A.A.A. panchina cercasi

GROSSETO. Mai come quest’anno tanti allenatori di nome sono rimasti senza panchina.
Alcuni di loro sono rimasti tagliati fuori dai giochi per motivi di crisi societarie. Casi lampanti sono quelli di De Masi della Castiglionese e di Tosini del Batirose.
Tecnici che hanno fatto bene nell’ultima stagione, ma che sono rimasti senza una squadra.
Poi ci sono altri, che seppur chiudendo da vincitori sono tre anni che sono fuori dai giochi. Vedi Comparini che ha vinto i play off con la Castiglionese, per poi non allenare per un bel periodo.
Con Castiglione è legato anche Marco Travison, che a gennaio ha dato le dimissioni dal Follonica calcio.
Tra i più noti come non dimenticare Franco Cameli; il suo destino è legato sempre a quello dell’Albinia e chissa se nel futuro le loro strade si ricongiugano.

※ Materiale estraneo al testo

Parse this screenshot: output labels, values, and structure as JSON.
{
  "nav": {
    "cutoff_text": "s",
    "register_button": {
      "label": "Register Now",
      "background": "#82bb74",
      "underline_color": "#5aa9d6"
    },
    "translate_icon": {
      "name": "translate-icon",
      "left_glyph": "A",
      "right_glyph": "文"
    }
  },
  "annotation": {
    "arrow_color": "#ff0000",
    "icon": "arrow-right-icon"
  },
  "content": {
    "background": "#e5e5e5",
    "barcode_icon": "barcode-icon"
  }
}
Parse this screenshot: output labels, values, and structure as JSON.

Out anche al momento Carmelo Chiofalo, in sella fino alla fine della scorsa stagione con il Santa Fiora.
Quest’anno a differenza di quello passato non è riuscito il miracolo della salvezza.

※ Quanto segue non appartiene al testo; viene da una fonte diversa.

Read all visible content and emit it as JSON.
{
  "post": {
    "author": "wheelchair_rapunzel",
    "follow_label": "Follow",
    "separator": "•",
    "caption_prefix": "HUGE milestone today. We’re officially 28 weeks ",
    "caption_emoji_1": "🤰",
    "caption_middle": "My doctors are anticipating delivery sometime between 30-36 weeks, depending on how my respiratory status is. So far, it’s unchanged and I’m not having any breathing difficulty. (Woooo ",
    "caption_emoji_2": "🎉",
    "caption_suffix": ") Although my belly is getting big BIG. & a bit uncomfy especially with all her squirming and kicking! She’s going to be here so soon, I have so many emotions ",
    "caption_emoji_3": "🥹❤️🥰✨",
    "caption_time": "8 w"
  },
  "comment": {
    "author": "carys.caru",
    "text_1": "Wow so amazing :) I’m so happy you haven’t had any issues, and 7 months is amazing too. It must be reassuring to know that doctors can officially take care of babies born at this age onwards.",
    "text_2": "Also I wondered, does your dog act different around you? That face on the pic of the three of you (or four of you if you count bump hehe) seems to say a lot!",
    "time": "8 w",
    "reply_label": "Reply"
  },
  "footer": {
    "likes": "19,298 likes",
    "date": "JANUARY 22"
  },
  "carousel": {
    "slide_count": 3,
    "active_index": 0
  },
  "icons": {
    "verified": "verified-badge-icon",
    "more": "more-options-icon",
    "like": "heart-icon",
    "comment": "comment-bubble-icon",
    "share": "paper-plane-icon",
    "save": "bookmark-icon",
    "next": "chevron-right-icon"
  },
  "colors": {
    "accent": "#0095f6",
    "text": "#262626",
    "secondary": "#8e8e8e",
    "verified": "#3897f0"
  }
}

Tra i tecnici di prima categoria da evidenziare anche la “disoccupazione” di Berni, Ferrante, Ciavattini e quella di Luciano Tommasi. Il santone del calcio provinciale ha sul proprio curriculum l’ultima esperienza in quel di Castiglione.

Al momento rimane a piede Luca Pantani, che seppur retrocesso, ma tra mille difficoltà societarie con il Braccagni è riuscito a tenere il gruppo unito fino alla fine del campionato e uscire a testa alta da una situazione non certo facile.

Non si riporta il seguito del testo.